I am familiar with a patient with AIDS (CMV, CNS toxoplasmosis, etc.) who reported only minimal to negligible relief at fluoxetine 80 mg qd. When the patient increased (on his own) to 100 mg qd, he reported more relief. Specifically, he reported that he then awoke in the morning with severe depression which decreased rapidly within 30 minutes to two hours (although he dozed in the early afternoon). The attending (internal medicine/infectious diseases) was (and remains) uncomfortable with more than 60 mg qd, although is re-considering in light of the absence of problematic side effects, reliability of the patient, and remarkable psychological resilience of this patient who has had a full-blown AIDS diagnosis for more than four years.


Date: Wed, 19 Jul 1995 18:48:19 -0700 (PDT)
From: Ivan Goldberg <psydoc@psycom.net>
Subject: SSRI maximum doses

I have treated patients with OCD and Borderline Personality Disorder with doses of Prozac in the 400 mg/day range. None showed symptoms of the serotonin syndrome.

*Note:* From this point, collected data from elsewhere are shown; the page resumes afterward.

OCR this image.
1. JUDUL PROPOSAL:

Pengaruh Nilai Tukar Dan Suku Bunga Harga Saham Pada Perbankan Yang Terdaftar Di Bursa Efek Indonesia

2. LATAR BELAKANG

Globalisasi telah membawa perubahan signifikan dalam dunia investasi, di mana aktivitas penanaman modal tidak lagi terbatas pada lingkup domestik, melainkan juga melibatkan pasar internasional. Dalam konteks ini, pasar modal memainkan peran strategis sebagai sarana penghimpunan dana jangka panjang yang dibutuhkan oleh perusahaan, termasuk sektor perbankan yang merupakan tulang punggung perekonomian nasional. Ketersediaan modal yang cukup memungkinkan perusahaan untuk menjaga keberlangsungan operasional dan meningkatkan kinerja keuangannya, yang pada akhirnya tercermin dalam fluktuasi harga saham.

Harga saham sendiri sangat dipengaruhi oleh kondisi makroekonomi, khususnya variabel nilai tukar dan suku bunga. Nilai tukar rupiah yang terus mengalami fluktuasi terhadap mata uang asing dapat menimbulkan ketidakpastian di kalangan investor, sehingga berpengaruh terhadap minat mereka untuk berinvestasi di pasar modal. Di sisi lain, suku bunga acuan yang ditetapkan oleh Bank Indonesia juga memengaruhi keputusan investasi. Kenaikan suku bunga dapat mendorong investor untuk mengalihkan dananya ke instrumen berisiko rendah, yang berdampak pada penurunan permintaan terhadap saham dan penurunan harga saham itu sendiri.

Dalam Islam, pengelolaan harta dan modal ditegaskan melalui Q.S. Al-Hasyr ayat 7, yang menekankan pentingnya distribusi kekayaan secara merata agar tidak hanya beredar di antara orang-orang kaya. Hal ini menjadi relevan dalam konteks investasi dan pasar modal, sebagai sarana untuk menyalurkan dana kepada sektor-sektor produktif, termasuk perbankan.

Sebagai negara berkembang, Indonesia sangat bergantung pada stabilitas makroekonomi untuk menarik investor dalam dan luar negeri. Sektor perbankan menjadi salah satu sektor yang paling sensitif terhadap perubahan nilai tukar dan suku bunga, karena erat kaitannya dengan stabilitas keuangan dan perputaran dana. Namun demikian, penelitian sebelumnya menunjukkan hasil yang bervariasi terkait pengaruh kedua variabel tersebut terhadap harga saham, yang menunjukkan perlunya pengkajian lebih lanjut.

From: PMBrig@aol.com (Peter M. Brigham, MD)
Date: Mon, 30 Oct 1995 22:00:05 -0500
Subject: SSRI maximum doses

On Sat, Oct 28, 1995, jkp@world.std.com wrote:

Jonathan Shay reports that his Viet Nam vets routinely need 40-60 mg of fluoxetine. Maybe the PTSD population generally does. (Overlap with substance abuse [might also be a factor].)

I have one robustly healthy guy -- non-drug abuser, non-traumatized -- who needs 60 mg of fluoxetine, but only one.

My experience is that, while many respond to fluoxetine at doses of 20-60 mg, some do indeed require higher doses. I have a few patients on 100-140 mg, doing well, with no significant side effects (!). I too find that PTSD patients (along with of course OCD patients) often need more of any SSRI.

I wonder if those who generally use lower doses usually just switch SSRIs rather than increasing beyond a certain point...


Date: Tue, 31 Oct 1995 21:54:55 +0001 (EST)
From: scole@world.std.com (Stanley Cole)
Subject: SSRI maximum doses

My experience like Peter's is of a significant number of patients needing high doses of fluoxetine (so far 120 mg is the highest I have had to go). I have done levels on most of these folks and they were with one exception modest. While levels do not correlate with effect, these indicate that these patients are either not absorbing the medication or are very rapid metabolizers. One sees the same phenomenon with most other medications. We also know that in the pool of so called treatment resistant patients, at least half have had inadequate dosing. The rule of thumb for dosing has always been to increase to the point of response or intolerable side effects. The was the myth that grew up around fluoxetine that 20 mg was the magic number, as long as you waited up to 6-12 weeks, but it isn't always so.